Though some industries have accelerated in the COVID-19 era, the majority have not been so lucky. Among them is the short-term rental sector. With cities worldwide in a perpetual cycle of locking down and gently loosening the reins, travelling has been wrought with challenges, making it nearly impossible for anyone to leave home. And now, as Canada and the rest of the world contend with the rapid spread of new COVID variants, and as governments race to roll out their vaccine programs, what will become of the hard-hit sector — and will 2021 offer any respite?
A new report from U.S.-based revenue management platform, Beyond Pricing, sheds some light on the uncertain months ahead. “While we expect the travel industry to have stops and starts in 2021, with different geographies and sectors of the industry reacting, adapting, and recovering at different paces, we see a steady, upward trend in travel and spending moving forward,” says Julie Brinkman, CEO. “In conclusion, we are overall optimistic about the future and growth of the travel industry in general and the short-term rental market in specific.”
A year ago, there was little reason to be so optimistic. When the pandemic first began its deadly sweep across the Asia-Pacific region in February, the travel industry suffered an abnormal rise in cancelations, followed by a significant decrease in booking pace as lockdowns and restrictions were put into place. By mid-March, booking pace plummeted across the globe, all but devastating the short-term rental sector.
Defined by the City of Toronto as “all or part of a dwelling that is rented out for less than 28 consecutive days,” short-term rental units are available everywhere housing exists through sites like Vrbo and Airbnb, which took a major hit last spring.
Fortunately, the summer saw some markets pick up as people sought to escape their confinement. According to Beyond Pricing’s new report, “The first markets to see an uptick were coastal, drive-to, and non-urban markets where consumers could travel and have an entire short-term rental to themselves in order to avoid contact with others.”
In the fall, that demand continued with more households better equipped to work and learn remotely. Additionally, the lower rates typical of September and October helped entice some travellers to extend their short-term stays. But all that changed by the end of the year when another surge in COVID-19 activity forced governments to impose more lockdowns and restrictions.
“The total amount of reservations in Canada in 2021 to date is down 30 to 40 per cent compared to 2019 levels, continuing the trend of depressed demand experienced in 2020,” says Brinkman. “While regional destinations easily accessible by vehicle have been performing really well recently, the near closure of the U.S.-Canada border has brought serious consequences to some of the frequent destinations of U.S. travellers.”
For example, Whistler, which is a hugely popular ski market, has been lagging considerably compared to last year’s bookings.

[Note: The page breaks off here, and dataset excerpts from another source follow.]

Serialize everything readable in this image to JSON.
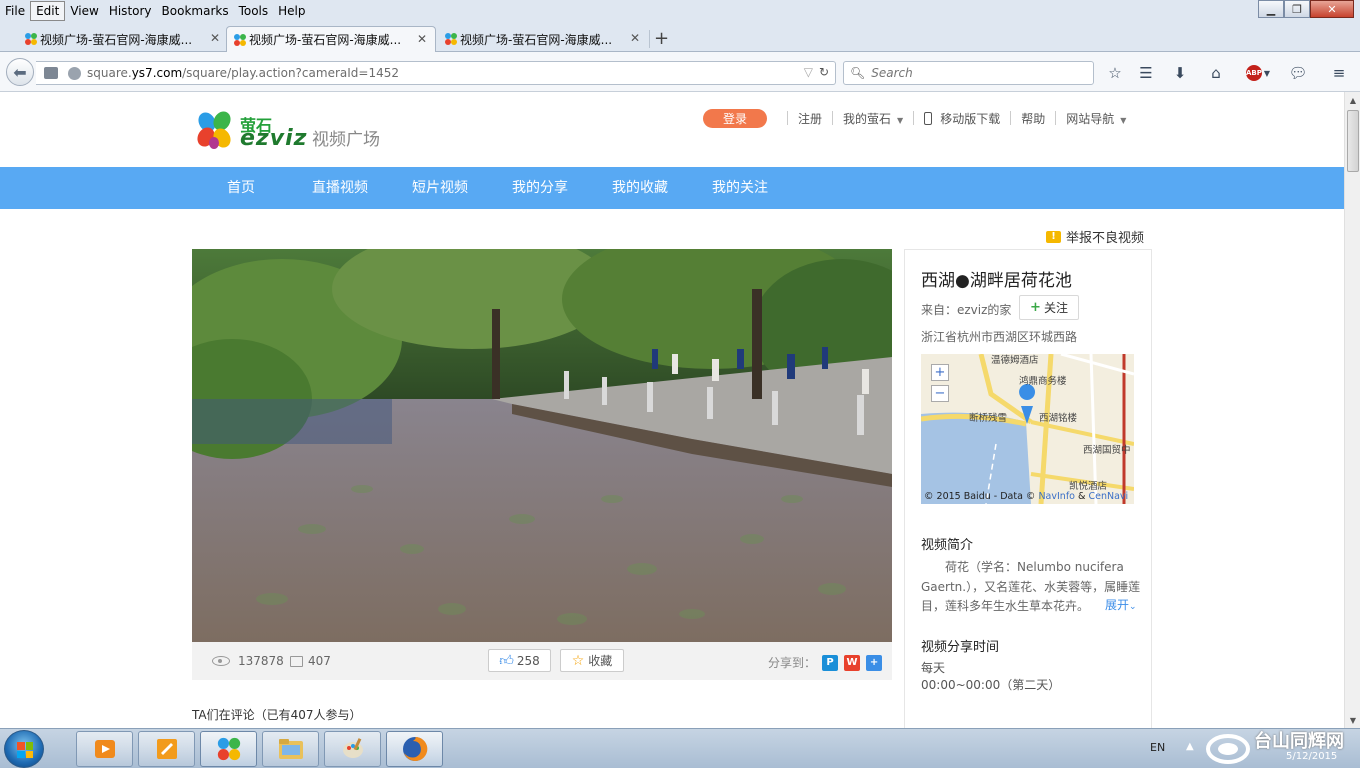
{
  "browser": {
    "menu": [
      {
        "label": "File"
      },
      {
        "label": "Edit"
      },
      {
        "label": "View"
      },
      {
        "label": "History"
      },
      {
        "label": "Bookmarks"
      },
      {
        "label": "Tools"
      },
      {
        "label": "Help"
      }
    ],
    "tabs": [
      {
        "label": "视频广场-萤石官网-海康威..."
      },
      {
        "label": "视频广场-萤石官网-海康威..."
      },
      {
        "label": "视频广场-萤石官网-海康威..."
      }
    ],
    "url_host": "square.",
    "url_domain": "ys7.com",
    "url_path": "/square/play.action?cameraId=1452",
    "search_placeholder": "Search",
    "abp_label": "ABP"
  },
  "site": {
    "brand_cn": "萤石",
    "brand_en": "ezviz",
    "brand_sub": "视频广场",
    "login": "登录",
    "register": "注册",
    "my_ezviz": "我的萤石",
    "mobile_download": "移动版下载",
    "help": "帮助",
    "site_nav": "网站导航",
    "nav": [
      {
        "label": "首页"
      },
      {
        "label": "直播视频"
      },
      {
        "label": "短片视频"
      },
      {
        "label": "我的分享"
      },
      {
        "label": "我的收藏"
      },
      {
        "label": "我的关注"
      }
    ],
    "report": "举报不良视频"
  },
  "video": {
    "views": "137878",
    "comments": "407",
    "likes": "258",
    "favorite": "收藏",
    "share_to": "分享到："
  },
  "comments_title": "TA们在评论（已有407人参与）",
  "side": {
    "title": "西湖●湖畔居荷花池",
    "from": "来自：ezviz的家",
    "follow": "关注",
    "address": "浙江省杭州市西湖区环城西路",
    "map": {
      "copyright": "© 2015 Baidu - Data ©",
      "navinfo": "NavInfo",
      "amp": "&",
      "cennavi": "CenNavi",
      "labels": [
        "温德姆酒店",
        "鸿鼎商务楼",
        "断桥残雪",
        "西湖铭楼",
        "西湖国贸中",
        "凯悦酒店"
      ]
    },
    "intro_title": "视频简介",
    "intro_text": "荷花（学名：Nelumbo nucifera Gaertn.），又名莲花、水芙蓉等，属睡莲目，莲科多年生水生草本花卉。",
    "expand": "展开",
    "share_time_title": "视频分享时间",
    "share_days": "每天",
    "share_hours": "00:00~00:00（第二天）"
  },
  "taskbar": {
    "lang": "EN"
  },
  "watermark": {
    "cn": "台山同辉网",
    "date": "5/12/2015"
  }
}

With Americans staying home over Christmas break, occupancy was down 30 percentage points, and coinciding with that, rates dropped by as much as 35 per cent. “Overall, pacing occupancy and average daily rate (ADR), won’t resemble last year’s numbers until July,” she says.
Meanwhile the cities along the U.S.-Canadian border are also suffering from the travel restrictions: “Toronto, Montreal, Vancouver and Quebec are the most sluggish markets in Canada in terms of bookings per listing over the past month, while the less urban areas of Owen Sound, Canmore and Mont-Tremblant are doing the best.”
What’s ahead for the short-term rental market
For those in the business of renting units, there is some good news on the horizon. As more countries successfully execute their vaccination programs, resulting in lower COVID case counts and the easing off of travel restrictions, soon people will be free to re-embrace their jet-setting ways. According to the Short-Term Rental Industry Trends Report, here’s what we can likely expect as 2021 unwinds:
- The short-term rental sector will see an increase in demand with remote work and distance learning continuing to prevail.
- People will be more likely to choose small rental properties over big hotels to avoid high-traffic public areas.
- Lead times between bookings and occupancy will remain far shorter than they used to be. (In 2020, lead times were cut in half).
- People will continue to book short-term rentals but at a slower pace than previous years.
- Property managers and owners of short-term rentals will need to settle on less profit during the high season due to cancellations and discounts provided in 2020 that will need to be honoured.
- Property owners should brace themselves for a possible continuation of cancellations throughout 2021.
- If they haven’t already, they should consider adjusting booking projections and cancellation policies (to be more flexible).
- Property managers will need to consider diversifying their offerings by providing more long-term stay options to help stabilize their portfolios.